A semana começa meio sem pedir licença. Os olhos abrem sem força nem vontade e encontram uns borrões opacos pelo caminho que não querem seguir. Aliás, caminhos não faltam, estradas escuras e desertas pelas quais a mulher-que-escreve-um-poema-no-banco-de-trás passa sem nada pensar. O grafite passeia por papéis imaginários que ela representa com a força e a superficialidade que talhou só para a ocasião. Os caminhos são tantos e o sentido - aff - nenhum. Os dias passam voando com o vento no rosto, vendo taxímetros e ponteiros marcarem velocidades que não se julga capaz de percorrer. O corpo se deixa ir pesado para lugares cada vez mais distantes e indecifráveis. O caminho para Aeda é só o caminho. Escovando a contrapelo esse relógio estranho que na verdade se tenta parar mas, quando toca o objeto, a mão submerge na penugem esquisita e predadora.
Aquele homem ainda está sentado à beira da praia sentindo os suspiros da morte lhe fazerem rodopios no estômago. Aquela velha mulher ainda briga com a fobia de dirigir e vê que os dias são círculos concêntricos de raio decrescente fechando-se ao redor de alguma parte do corpo que sempre dói a mesma dor aguda de todos os dias e não sabe precisar onde fica de tanto que parece funda. Um menino brinca de estourar bolhas de sabão sem saber da violência com que destrói os próprios sonhos. Uma adolescente catastrófica acende um cigarro e contempla a fumaça pelo prazer de ter as rédeas de sua própria morte - uma parte de si pensa no homem à beira da praia, já há tantos anos congelado no mesmo tormento.
Nenhum deles sobreviveu a nada ainda. Nem se julgam capazes por circunstância de não mais que meros reflexos de uma página encardida e sublinhada numa estante. A menina fecha os olhos e ainda dança com as garras de seu falcão presas ao bracinho frágil. São só espirais de angústias vagas e, de tão fundas, superficiais. Não quero ir muito longe, nunca quis ir rápido e também nunca saí do lugar. Não preciso chegar ao final para saber o quão perigoso é viver - nem a carência de abrir mão de minhas palavras grandes e neologismos infantis.
Tem uma doçura. Eu sei, embora não possa provar o paladar alheio, que existe uma doçura quase palpável nos sobrevoando. E sei todas as velhas histórias sobre o caminho, a estrada e a distração. Sei da urgência que se imprime na pele enegrecida pelo tempo, calor e esforço.

A senha da roda gigante

Fissura de quem segura muita coisa. Vertigem germinando num mundo que não pára de rodar. Tentando ir junto e fazendo cara de feliz enquanto a náusea da roda me toma. Decorei a palavrinha, mas toda vez que repito, há uma dor funda e estranha na garganta. Parece que até para entrar na roda e rodar (ah, eu não sei como se dança, eu não sei dançar) preciso abdicar dos cem. As coisas se montam sozinhas, sem que eu veja - e muito menos tenha algum controle. Tá lá. Tá tudo lá. Tudo pronto. Mas nem que eu tenha que desfazer tudo, jogar tudo no chão e refazer em cada pedaço o nosso mosaico colorido, não vou me deixar acreditar que a vida vai por si e a gente só vai vivendo. Minha teimosia em ter as tais rédeas na mão que nunca cavalgou me faz desmanchar tudo com a mão e refazer cada grãozinho.

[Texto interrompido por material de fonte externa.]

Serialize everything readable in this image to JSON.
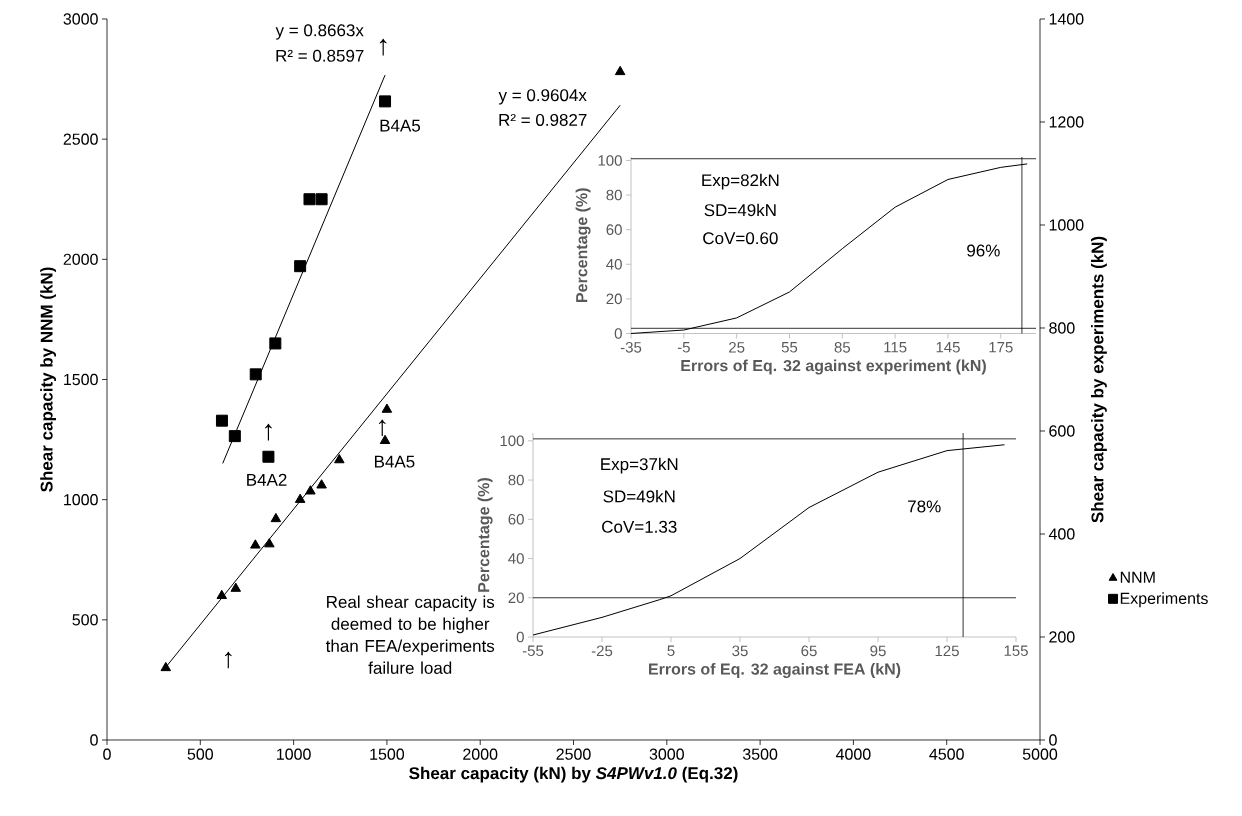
{
  "chart_data": [
    {
      "type": "scatter",
      "xlabel": "Shear capacity (kN) by *S4PWv1.0* (Eq.32)",
      "ylabel": "Shear capacity by NNM (kN)",
      "y2label": "Shear capacity by experiments (kN)",
      "xlim": [
        0,
        5000
      ],
      "xticks": [
        0,
        500,
        1000,
        1500,
        2000,
        2500,
        3000,
        3500,
        4000,
        4500,
        5000
      ],
      "ylim": [
        0,
        3000
      ],
      "yticks": [
        0,
        500,
        1000,
        1500,
        2000,
        2500,
        3000
      ],
      "y2lim": [
        0,
        1400
      ],
      "y2ticks": [
        0,
        200,
        400,
        600,
        800,
        1000,
        1200,
        1400
      ],
      "grid": false,
      "legend": "right",
      "series": [
        {
          "name": "NNM",
          "type": "scatter",
          "marker": "triangle",
          "color": "#000000",
          "x": [
            315,
            615,
            690,
            795,
            870,
            905,
            1035,
            1090,
            1150,
            1245,
            1490,
            1500,
            2750
          ],
          "values": [
            300,
            600,
            630,
            810,
            815,
            920,
            1000,
            1035,
            1060,
            1165,
            1245,
            1375,
            2780
          ]
        },
        {
          "name": "Experiments",
          "type": "scatter",
          "marker": "square",
          "axis": "y2",
          "color": "#000000",
          "x": [
            616,
            685,
            865,
            797,
            902,
            1035,
            1085,
            1150,
            1490
          ],
          "values": [
            620,
            590,
            550,
            710,
            770,
            920,
            1050,
            1050,
            1240
          ]
        },
        {
          "type": "line",
          "marker": "none",
          "color": "#000000",
          "x": [
            310,
            2750
          ],
          "values": [
            298,
            2641
          ]
        },
        {
          "type": "line",
          "marker": "none",
          "axis": "y2",
          "color": "#000000",
          "x": [
            620,
            1490
          ],
          "values": [
            537,
            1291
          ]
        }
      ],
      "annotations": [
        "y = 0.8663x",
        "R² = 0.8597",
        "y = 0.9604x",
        "R² = 0.9827",
        "B4A5",
        "B4A2",
        "B4A5",
        "↑",
        "↑",
        "↑",
        "↑",
        "Real shear capacity is deemed to be higher than FEA/experiments failure load"
      ]
    },
    {
      "type": "line",
      "xlabel": "Errors  of  Eq. 32 against experiment (kN)",
      "ylabel": "Percentage (%)",
      "xlim": [
        -35,
        195
      ],
      "xticks": [
        -35,
        -5,
        25,
        55,
        85,
        115,
        145,
        175
      ],
      "ylim": [
        0,
        102
      ],
      "yticks": [
        0,
        20,
        40,
        60,
        80,
        100
      ],
      "series": [
        {
          "color": "#000000",
          "x": [
            -35,
            -5,
            25,
            55,
            85,
            115,
            145,
            175,
            190
          ],
          "values": [
            0,
            2,
            9,
            24,
            49,
            73,
            89,
            96,
            98
          ]
        }
      ],
      "ref_lines": [
        {
          "axis": "y",
          "value": 101
        },
        {
          "axis": "y",
          "value": 3
        },
        {
          "axis": "x",
          "value": 187
        }
      ],
      "annotations": [
        "Exp=82kN",
        "SD=49kN",
        "CoV=0.60",
        "96%"
      ]
    },
    {
      "type": "line",
      "xlabel": "Errors  of  Eq. 32   against FEA (kN)",
      "ylabel": "Percentage (%)",
      "xlim": [
        -55,
        155
      ],
      "xticks": [
        -55,
        -25,
        5,
        35,
        65,
        95,
        125,
        155
      ],
      "ylim": [
        0,
        104
      ],
      "yticks": [
        0,
        20,
        40,
        60,
        80,
        100
      ],
      "series": [
        {
          "color": "#000000",
          "x": [
            -55,
            -25,
            0,
            5,
            35,
            65,
            95,
            125,
            150
          ],
          "values": [
            1,
            10,
            19,
            21,
            40,
            66,
            84,
            95,
            98
          ]
        }
      ],
      "ref_lines": [
        {
          "axis": "y",
          "value": 101
        },
        {
          "axis": "y",
          "value": 20
        },
        {
          "axis": "x",
          "value": 132
        }
      ],
      "annotations": [
        "Exp=37kN",
        "SD=49kN",
        "CoV=1.33",
        "78%"
      ]
    }
  ]
}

terça-feira, fevereiro 02, 2010

Algo que pode ser uma despedida

Sem fé nem coragem, mas com alguma pressa, piscou os olhos como quem sabe o que faz e foi para o outro lado.
O lado de quem sabe o que faz. Chegando lá, sentou e esperou pacientemente o momento de saber, de agir e viver como se fosse a coisa mais natural - afinal, se nascemos, é o que resta. Ficou pensando nos restos de si que deixara pelo caminho e nada parecia muito natural.
Continuou sem saber se algum grande momento viria, se era dor do tamanho ou do peso aquilo que sentia; se os outros não sentiam nada ou sabiam era fingir muito bem.
Fechou os olhos como quem não tem fé nenhuma.